Bekam sudah dikenal sejak ribuan tahun sebelum masehi, yaitu kerajaan Sumeria, kemudian terus berkembang sampai Babilonia, Mesir kuno, Saba, dan Persia. Alat yang digunakan pun masih sangat tradisional yakni tanduk kerbau/sapi, tulang unta, gading gajah dan bambu.
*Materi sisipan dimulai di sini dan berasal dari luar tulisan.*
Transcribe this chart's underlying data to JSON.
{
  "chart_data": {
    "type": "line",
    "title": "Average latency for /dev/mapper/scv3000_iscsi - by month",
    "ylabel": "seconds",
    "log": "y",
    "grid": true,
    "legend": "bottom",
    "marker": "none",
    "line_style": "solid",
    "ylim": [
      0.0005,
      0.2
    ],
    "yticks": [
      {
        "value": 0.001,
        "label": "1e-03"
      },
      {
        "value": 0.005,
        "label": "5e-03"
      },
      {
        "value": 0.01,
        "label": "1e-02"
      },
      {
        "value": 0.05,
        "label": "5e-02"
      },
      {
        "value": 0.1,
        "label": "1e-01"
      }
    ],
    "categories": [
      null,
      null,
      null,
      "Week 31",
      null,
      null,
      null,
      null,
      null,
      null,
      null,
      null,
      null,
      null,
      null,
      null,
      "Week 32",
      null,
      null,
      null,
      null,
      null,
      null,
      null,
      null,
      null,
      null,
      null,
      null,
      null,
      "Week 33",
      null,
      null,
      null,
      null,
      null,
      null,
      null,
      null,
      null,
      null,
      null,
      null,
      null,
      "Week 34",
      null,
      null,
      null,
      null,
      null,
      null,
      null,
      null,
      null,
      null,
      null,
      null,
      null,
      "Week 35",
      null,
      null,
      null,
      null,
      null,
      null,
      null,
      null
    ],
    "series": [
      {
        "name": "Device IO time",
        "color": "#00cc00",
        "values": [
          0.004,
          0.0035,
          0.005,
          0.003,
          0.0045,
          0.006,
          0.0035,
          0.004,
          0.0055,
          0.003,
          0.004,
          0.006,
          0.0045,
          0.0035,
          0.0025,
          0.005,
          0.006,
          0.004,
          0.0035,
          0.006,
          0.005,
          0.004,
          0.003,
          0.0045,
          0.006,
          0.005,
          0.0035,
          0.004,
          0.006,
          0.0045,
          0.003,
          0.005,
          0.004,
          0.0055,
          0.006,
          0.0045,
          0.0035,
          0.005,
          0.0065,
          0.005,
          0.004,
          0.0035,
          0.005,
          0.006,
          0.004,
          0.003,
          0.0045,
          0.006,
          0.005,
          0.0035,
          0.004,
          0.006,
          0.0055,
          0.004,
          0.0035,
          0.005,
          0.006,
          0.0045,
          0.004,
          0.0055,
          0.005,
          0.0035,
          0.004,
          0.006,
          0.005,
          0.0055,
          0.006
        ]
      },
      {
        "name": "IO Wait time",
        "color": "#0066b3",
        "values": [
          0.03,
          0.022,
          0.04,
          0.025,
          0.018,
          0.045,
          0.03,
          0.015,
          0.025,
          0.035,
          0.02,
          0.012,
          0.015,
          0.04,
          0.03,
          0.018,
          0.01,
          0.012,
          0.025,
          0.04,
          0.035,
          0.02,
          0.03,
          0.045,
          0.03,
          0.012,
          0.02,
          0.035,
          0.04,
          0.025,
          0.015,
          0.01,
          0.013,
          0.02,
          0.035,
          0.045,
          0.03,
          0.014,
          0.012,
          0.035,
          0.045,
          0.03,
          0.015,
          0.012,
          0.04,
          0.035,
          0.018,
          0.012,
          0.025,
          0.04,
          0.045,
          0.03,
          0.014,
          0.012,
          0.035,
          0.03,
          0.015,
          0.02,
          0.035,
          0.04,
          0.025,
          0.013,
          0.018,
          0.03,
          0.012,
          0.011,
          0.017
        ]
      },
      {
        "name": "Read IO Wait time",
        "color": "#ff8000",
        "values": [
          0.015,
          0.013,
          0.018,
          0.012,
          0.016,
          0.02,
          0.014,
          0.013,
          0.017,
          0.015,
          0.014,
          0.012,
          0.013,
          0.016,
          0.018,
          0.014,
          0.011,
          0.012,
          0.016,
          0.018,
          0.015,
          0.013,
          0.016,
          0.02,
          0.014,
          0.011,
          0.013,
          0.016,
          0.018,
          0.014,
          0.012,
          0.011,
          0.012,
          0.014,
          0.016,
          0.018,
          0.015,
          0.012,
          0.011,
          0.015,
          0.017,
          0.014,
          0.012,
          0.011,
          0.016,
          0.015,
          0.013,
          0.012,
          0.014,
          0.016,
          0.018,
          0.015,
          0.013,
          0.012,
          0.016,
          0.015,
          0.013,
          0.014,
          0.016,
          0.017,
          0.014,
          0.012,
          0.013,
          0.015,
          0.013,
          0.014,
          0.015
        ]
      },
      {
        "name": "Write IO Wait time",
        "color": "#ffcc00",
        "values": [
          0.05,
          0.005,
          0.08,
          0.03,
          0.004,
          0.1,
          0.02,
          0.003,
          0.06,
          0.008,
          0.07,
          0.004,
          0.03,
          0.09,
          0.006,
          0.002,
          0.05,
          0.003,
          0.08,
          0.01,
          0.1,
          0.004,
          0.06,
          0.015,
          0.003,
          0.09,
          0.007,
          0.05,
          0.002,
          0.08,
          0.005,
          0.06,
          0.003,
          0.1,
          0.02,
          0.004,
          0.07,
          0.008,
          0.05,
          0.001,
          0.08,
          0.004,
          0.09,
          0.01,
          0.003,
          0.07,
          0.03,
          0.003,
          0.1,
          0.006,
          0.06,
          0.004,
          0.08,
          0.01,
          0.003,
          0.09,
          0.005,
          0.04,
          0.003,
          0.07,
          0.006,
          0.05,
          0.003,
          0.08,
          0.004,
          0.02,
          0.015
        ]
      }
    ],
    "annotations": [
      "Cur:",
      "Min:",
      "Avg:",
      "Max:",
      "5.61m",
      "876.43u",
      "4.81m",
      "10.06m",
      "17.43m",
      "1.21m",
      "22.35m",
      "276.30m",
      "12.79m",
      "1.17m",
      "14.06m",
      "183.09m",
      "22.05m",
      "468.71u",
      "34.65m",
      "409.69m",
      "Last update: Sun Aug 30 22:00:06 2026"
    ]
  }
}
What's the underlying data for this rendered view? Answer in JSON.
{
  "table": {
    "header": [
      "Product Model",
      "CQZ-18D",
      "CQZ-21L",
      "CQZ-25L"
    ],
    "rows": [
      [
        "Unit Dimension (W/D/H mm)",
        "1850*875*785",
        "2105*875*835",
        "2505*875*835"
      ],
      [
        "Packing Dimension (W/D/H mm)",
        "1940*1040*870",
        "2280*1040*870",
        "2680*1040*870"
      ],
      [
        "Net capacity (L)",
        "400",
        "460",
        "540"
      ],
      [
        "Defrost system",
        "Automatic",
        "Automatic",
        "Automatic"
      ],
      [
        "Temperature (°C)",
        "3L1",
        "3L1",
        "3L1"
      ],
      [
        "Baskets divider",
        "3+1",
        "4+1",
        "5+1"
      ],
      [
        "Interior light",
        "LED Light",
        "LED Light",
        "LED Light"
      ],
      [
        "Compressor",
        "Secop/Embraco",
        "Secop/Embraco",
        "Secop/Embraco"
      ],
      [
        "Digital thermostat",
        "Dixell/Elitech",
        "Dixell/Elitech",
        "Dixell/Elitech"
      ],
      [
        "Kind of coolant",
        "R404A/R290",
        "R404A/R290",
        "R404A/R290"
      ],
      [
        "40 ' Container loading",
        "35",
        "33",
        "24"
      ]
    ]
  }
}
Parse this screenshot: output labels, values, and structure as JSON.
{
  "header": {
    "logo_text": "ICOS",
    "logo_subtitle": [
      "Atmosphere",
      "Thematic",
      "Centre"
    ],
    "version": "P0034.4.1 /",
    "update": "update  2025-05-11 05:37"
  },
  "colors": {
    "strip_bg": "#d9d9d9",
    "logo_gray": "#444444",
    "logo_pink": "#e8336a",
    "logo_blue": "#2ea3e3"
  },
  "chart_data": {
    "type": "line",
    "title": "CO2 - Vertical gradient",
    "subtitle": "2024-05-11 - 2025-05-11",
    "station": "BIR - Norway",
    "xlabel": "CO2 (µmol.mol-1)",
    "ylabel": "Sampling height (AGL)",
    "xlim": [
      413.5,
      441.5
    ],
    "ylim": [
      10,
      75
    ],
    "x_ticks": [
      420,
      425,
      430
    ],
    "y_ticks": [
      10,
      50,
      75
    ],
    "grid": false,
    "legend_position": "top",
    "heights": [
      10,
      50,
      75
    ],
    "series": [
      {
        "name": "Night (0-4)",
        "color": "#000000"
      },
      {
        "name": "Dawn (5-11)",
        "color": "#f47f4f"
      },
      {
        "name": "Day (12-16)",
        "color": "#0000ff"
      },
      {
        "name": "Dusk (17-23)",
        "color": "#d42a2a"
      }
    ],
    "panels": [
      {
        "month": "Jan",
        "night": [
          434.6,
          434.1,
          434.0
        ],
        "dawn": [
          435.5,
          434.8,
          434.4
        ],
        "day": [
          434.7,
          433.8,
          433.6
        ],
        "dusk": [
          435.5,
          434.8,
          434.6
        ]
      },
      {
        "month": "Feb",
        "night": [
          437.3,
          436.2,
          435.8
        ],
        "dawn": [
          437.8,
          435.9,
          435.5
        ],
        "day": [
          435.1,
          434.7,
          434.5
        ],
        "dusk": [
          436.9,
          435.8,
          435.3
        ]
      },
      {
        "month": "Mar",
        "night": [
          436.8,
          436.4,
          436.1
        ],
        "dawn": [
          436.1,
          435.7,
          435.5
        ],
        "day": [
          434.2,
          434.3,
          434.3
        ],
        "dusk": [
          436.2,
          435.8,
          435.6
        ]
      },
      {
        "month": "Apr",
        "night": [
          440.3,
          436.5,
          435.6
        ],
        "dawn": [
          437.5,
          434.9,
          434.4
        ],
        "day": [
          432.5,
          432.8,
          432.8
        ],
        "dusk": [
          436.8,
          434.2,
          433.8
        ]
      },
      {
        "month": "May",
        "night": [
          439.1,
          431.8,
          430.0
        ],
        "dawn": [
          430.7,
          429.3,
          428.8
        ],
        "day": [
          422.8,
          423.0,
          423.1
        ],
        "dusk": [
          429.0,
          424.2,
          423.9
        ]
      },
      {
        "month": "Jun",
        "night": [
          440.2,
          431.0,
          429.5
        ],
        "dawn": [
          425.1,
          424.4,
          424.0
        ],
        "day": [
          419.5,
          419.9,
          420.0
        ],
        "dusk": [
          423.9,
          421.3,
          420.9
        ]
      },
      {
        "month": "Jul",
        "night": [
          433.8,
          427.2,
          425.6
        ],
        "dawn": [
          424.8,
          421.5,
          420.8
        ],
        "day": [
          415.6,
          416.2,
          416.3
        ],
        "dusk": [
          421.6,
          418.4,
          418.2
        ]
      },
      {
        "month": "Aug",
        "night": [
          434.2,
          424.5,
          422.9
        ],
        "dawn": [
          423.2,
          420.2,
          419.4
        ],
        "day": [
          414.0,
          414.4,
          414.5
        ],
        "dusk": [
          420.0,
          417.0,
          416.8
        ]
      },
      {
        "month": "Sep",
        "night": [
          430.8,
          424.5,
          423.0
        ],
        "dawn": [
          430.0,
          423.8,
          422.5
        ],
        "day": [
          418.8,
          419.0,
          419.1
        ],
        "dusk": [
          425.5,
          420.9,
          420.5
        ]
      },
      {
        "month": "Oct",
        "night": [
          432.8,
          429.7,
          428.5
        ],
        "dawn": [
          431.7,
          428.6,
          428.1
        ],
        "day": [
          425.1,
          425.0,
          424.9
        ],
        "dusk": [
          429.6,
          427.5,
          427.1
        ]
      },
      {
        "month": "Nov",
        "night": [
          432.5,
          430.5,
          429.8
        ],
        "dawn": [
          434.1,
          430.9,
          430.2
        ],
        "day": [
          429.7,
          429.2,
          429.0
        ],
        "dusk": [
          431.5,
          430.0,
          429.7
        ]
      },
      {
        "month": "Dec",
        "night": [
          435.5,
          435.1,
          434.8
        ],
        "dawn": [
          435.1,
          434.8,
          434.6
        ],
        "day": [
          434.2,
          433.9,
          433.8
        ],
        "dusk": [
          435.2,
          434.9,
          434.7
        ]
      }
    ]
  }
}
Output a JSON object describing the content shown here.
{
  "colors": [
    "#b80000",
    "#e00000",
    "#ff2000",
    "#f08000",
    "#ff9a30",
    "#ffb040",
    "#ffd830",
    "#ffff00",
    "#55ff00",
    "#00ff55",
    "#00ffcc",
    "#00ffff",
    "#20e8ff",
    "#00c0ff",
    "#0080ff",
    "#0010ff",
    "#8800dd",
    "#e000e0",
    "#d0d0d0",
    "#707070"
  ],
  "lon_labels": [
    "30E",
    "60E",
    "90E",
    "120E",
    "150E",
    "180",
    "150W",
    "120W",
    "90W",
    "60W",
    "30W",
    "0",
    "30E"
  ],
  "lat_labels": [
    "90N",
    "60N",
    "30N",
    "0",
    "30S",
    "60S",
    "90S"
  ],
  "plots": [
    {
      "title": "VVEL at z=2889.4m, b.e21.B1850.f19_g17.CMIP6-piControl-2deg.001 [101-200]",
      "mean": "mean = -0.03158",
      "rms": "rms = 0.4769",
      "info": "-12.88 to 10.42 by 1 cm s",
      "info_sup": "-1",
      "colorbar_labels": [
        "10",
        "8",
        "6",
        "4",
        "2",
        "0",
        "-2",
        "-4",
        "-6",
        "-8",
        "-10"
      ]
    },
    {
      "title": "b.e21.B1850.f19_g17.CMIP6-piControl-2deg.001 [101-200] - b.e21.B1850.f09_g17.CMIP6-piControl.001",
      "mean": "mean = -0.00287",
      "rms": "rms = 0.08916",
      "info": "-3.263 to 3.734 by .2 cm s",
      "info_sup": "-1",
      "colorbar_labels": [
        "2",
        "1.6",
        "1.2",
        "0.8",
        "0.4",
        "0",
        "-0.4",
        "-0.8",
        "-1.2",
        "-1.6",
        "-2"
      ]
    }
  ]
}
Pengeluran darah pada zaman Rasulullah Shallallaahu ‘alaihi wasallam menggunakan tulang unta (Lahyi jamal) dengan sayatan menggunakan syafrah (شفرة), yakni pisau besi yang ujungnya lancip tanpa gagang, bermata satu atau dua. Metode ini sangat dikenal dan dianjurkan oleh Rosulullah Shallallaahu ‘alaihi wasallam hingga saat ini.

Disebutkan oleh Curtis N, J (2005), dalam artikel Management of Urinary tract Infections: historical perspective and current strategies: Part 1-before antibiotics. Journal of Urology. 173(1):21-26, January 2005. Bahwa catatan Textbook Kedokteran tertua Ebers Papyrus yang ditulis sekitar tahun 1550 SM di Mesir kuno menyebutkan masalah Bekam.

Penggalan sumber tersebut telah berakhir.